23:12I've definitely taken a risk today with this dish.
23:14Mm-mm.
23:15The octopus is not easy to cook.
23:17I don't have time to do anything else if it hasn't worked.
23:20Everything is riding on this.
23:23Push your fingers.
23:2512 minutes to go in this degustation challenge.
23:44The cook on the octopus has to be perfect in order to have a chance at immunity today.
23:49I can feel with my fingers that it's feeling pretty good, pretty well cooked.
23:54I slice it.
24:01Taste it.
24:03So happy.
24:04I think it's going to be a winner here.
24:07I'm just going to let it rest in the juices a bit so it doesn't dry out,
24:09and then let it cool down a bit before I finish it on the hivachi.
24:12Time is running out fast, so I need to get everything unsorted or it's not going to be on the plate.
24:16Simple as that.
24:20Sarah, welcome.
24:21You are course five, our first sweet course.
24:24Your 90 minutes starts now.
24:26Okay.
24:27Come on, let's go.
24:29Honestly, this is the most incredible feeling to be cooking in a darn kitchen, but I have to say it's making me very nervous because I definitely want to do a really good job today.
24:48I fell in love with the National Museum, the Desert Rose.
24:53So the shape of the Desert Rose is absolutely gorgeous.
24:57It's very grand and has this beautiful disc that really showcased the architecture of the place.
25:03It feels kind of powerful, but very, very feminine at the same time.
25:07Oh, that is super hot.
25:09My idea is to replicate the essence of the Desert Rose.
25:14Not only the structure, but also from things that you would get in a cheese platter, but turned into sort of a salty sweet version of that.
25:22That'll bridge from savoury to dessert.
25:24So basically the base of my dish is going to be the akubakura compote, the little apricot things.
25:31Okay.
25:32Then I'm going to layer on a namlaka, so like a chocolate layer over top.
25:37And then I'm going to add on top my camel milk mousse.
25:41Just everything you would find in the desert.
25:43And I'm turning that into a beautiful sculpture that is the Desert Rose.
25:48It's going to be very tough to do in 90 minutes, but I think most of all, I really need to finesse this.

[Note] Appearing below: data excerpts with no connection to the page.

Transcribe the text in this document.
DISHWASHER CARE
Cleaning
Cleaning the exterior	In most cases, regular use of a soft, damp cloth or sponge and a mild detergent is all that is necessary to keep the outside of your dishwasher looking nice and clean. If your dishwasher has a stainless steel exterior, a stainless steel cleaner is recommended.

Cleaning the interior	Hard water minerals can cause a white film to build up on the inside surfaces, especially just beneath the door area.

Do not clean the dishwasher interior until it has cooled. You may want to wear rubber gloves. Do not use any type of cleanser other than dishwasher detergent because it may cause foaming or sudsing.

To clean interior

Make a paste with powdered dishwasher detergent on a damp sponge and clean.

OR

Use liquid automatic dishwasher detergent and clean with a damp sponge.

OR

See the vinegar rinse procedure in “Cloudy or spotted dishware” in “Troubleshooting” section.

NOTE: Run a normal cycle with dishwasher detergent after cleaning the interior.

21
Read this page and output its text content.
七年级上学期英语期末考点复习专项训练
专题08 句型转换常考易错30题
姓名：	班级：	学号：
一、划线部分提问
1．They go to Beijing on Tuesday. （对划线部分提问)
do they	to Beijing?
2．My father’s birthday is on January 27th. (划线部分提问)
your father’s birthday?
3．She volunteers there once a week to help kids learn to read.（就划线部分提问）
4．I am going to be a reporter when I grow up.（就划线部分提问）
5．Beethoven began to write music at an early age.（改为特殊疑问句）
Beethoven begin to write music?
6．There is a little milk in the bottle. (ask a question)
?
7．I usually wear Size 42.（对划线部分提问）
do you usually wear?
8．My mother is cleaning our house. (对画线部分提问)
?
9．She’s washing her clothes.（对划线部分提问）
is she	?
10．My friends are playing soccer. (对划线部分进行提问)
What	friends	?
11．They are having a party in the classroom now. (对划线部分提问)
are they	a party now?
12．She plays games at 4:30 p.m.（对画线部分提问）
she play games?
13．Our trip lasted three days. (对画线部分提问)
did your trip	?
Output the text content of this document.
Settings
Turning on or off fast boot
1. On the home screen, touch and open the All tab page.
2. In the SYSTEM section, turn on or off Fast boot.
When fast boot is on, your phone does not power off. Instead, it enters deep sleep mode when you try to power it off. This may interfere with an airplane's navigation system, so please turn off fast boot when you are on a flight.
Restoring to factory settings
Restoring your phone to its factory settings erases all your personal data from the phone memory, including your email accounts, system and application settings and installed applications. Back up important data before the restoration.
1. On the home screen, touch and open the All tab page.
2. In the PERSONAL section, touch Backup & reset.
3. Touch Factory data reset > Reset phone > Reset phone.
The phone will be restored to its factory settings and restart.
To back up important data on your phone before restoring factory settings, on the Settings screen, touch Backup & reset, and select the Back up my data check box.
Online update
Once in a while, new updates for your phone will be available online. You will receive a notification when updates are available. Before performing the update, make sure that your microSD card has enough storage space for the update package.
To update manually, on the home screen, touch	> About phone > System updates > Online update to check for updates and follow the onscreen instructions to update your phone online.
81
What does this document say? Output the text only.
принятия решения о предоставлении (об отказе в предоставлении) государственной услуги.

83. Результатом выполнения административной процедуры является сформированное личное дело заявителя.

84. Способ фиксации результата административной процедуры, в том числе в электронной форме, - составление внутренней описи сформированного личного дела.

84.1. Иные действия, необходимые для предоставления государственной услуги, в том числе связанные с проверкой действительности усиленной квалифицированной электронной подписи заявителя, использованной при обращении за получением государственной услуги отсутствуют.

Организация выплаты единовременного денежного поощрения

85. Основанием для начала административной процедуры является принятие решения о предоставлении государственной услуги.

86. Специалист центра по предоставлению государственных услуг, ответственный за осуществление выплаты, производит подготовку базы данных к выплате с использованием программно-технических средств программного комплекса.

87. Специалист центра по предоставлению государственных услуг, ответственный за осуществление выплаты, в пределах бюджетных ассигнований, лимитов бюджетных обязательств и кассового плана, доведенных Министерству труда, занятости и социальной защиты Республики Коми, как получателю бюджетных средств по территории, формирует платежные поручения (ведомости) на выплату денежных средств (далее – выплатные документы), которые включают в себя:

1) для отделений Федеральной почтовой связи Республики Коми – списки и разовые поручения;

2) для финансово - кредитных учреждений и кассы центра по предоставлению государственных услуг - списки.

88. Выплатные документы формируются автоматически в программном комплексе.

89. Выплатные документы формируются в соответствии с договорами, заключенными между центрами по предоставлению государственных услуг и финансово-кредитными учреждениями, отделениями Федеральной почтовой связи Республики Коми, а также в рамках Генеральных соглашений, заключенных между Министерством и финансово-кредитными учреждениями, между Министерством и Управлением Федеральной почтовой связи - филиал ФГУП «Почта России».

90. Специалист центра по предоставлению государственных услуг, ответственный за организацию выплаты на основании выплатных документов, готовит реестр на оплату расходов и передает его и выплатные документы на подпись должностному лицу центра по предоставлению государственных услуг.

25:52So I think that's going to be the hardest part.
25:58Oh my God, there's saffron.
26:01Dipinda.
26:02Hello guys.
26:03How are you going?
26:04Yeah, good. How are you guys?
26:05Tell us what you took your inspiration from and what's your dish?
26:07So I took inspiration from the spice market at Sukwa Kif.
26:11I am going to do a layered chicken biryani right there.
26:14And I've got the salad.
26:16How are you going to make biryani like appropriate for where we are?
26:22I'm going to try and make it finesse, but at the same time, I promise to deliver with flavour.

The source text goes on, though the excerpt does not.